Но однажды утром в село прибежал с проломленной головой какой-то мужик и рассказал, что его избил помещик.
– Только хотел орешину сорвать, – говорил он, – как подокрался и цапнул железной тростью.
Мужики, сбежавшись, заволновались.
– Кровь, подлец, нашу пьет! – кричали они, выдергивая колья.
На кулижку выбежал дед Иен и стал звать мужиков на расправу.
– Житья нет! – кричал он. – Так теперь и терпеть все!..
Собравшись ватагой с кольями, побежали на Пасик. Брань и ругань царапали притихший овраг Пасика.
Помещик злобно схватил пистолет и побежал навстречу мужикам.
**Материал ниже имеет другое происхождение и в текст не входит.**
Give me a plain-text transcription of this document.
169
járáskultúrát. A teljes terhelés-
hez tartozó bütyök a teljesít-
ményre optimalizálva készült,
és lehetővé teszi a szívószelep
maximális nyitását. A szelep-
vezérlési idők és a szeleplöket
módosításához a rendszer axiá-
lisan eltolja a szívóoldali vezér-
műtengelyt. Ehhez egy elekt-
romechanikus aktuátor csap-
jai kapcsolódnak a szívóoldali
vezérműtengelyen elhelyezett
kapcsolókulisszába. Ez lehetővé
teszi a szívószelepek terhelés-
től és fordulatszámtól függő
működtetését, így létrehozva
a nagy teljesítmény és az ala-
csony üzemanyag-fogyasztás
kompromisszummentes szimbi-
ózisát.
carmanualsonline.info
– Моя собственность! – грозил он кулаком. – Права не имеете входить; и судом признано – моя!..
– Бей его! – крикнул дед Иен. – Ишь, мошенник, как клоп нажрался нашего сока! Пали, ребята, его!
Он поднял булыжник и, размахнувшись, бросил в висок ему.
Взмахнул руками и, как подкошенный, упал в овраг.
– Бегим, бегим! – шумели мужики. – Кабы не увидели!
По лесу зашлепал бег, и косматые ели замахали верхушками.
На дне оврага, в осыпанной глине, лежал с мертвенными совиными глазами их ястреб. Руки крыльями раскинулись по траве, а голова была облеплена кровавой грязью.
Филипп взял посох и пошел на Чухлинку погуторить со старостой. Он выкатился на бугор и стал спускаться к леску.
Вдруг до него допрянул рассыпающийся топот и сдавленные голоса.
«Лес воруют», – подумал он и побежал что силы вдогон.
Топот смолк, и голоса проглотил шелест отточенных хвой.
Он побежал дальше и удивился, что ни порубки, ни людей не видно.
– Зря спугались, – пробасил неожиданно кто-то за его спиной. – Выходи, ребята, свой человек.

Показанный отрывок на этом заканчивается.